Sans 'eau, ni nourriture'
"On nous a trouvés en mer, et on nous a pris comme otages dimanche soir, ici il n'y a pas de place pour dormir et beaucoup de gens sont malades", constate-t-il, les larmes aux yeux.
Le directeur du centre de Misrata pour la lutte contre l'immigration clandestine, Salah Abou Dabbous, affirme que son établissement accueillent "plus de 900 clandestins à qui on a sauvé la vie".
Les récits de ces migrants se recoupent et se répètent. Tous ont voulu fuir leur pays vers l'inconnu.
"Cela fait un an que je suis en Libye, je voulais aller en Italie, mais je n'y suis pas parvenu", explique Mohamed, un Sénégalais âgé d'une vingtaine d'années. "Ils (les Libyens) nous ont amenés ici et je ne sais pas quel sort ils nous réservent".

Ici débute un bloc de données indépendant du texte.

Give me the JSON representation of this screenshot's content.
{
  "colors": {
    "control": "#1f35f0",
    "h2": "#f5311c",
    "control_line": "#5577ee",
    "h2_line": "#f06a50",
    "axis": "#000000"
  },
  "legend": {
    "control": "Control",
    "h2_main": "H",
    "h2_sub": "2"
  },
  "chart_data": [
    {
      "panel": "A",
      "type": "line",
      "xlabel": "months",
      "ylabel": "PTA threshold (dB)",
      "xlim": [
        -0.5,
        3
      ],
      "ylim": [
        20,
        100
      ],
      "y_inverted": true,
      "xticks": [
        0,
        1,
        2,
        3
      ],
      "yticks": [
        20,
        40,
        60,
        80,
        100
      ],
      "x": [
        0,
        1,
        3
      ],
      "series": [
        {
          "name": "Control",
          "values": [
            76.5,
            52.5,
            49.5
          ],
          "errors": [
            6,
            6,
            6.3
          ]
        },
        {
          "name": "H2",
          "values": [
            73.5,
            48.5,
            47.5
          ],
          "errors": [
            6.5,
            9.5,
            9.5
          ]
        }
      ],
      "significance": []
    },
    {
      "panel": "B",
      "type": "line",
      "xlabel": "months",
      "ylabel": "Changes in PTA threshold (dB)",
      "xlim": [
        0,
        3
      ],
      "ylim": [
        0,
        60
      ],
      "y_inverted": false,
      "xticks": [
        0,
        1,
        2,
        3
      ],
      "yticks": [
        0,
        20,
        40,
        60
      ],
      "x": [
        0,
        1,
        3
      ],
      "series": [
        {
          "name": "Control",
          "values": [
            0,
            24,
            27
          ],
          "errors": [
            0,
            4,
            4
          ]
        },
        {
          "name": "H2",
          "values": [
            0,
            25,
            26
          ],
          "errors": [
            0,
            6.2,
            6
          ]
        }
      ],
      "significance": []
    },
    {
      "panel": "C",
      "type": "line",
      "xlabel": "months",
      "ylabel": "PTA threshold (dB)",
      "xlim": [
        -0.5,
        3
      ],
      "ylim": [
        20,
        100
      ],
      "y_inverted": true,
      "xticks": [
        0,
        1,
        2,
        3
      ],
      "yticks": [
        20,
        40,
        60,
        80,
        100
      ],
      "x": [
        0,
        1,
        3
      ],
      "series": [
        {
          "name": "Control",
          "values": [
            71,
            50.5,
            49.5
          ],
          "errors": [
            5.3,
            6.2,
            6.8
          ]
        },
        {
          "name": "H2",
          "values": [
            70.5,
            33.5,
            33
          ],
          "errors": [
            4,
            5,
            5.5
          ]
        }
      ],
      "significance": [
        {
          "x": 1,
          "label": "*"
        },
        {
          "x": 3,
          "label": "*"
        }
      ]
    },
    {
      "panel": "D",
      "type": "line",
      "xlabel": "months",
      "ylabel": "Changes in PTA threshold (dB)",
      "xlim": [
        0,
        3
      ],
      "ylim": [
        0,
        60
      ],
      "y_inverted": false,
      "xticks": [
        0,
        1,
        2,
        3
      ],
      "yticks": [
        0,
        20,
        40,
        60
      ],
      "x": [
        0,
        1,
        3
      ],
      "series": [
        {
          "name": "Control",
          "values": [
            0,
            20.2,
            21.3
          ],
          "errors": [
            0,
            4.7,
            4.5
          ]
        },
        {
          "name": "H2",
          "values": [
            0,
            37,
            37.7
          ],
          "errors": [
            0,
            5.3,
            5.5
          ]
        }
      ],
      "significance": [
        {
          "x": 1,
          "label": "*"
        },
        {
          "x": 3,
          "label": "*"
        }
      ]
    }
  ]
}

"Ici, nous ne sommes pas satisfaits, c'est certain. Nous n'avons pas eu d'eau, ni de nourriture depuis ce matin, les toilettes posent problèmes également, elles sont sales et limitées", ajoute le jeune homme.
Depuis Skhirat au Maroc, où un nouveau cycle de négociations entre représentants des deux Parlements libyens rivaux doit reprendre jeudi, l'émissaire de l'ONU pour la Libye Bernadino Leon a qualifié de "drame terrible" la disparition des 400 migrants au large des côtes libyennes.
"C'est la Libye aujourd'hui. Le terrorisme, aucun contrôle des frontières, des personnes qui meurent chaque jour en Méditerranée, des raids aériens, plus d'affrontements, tout cela ne peut pas continuer", a-t-il dénoncé.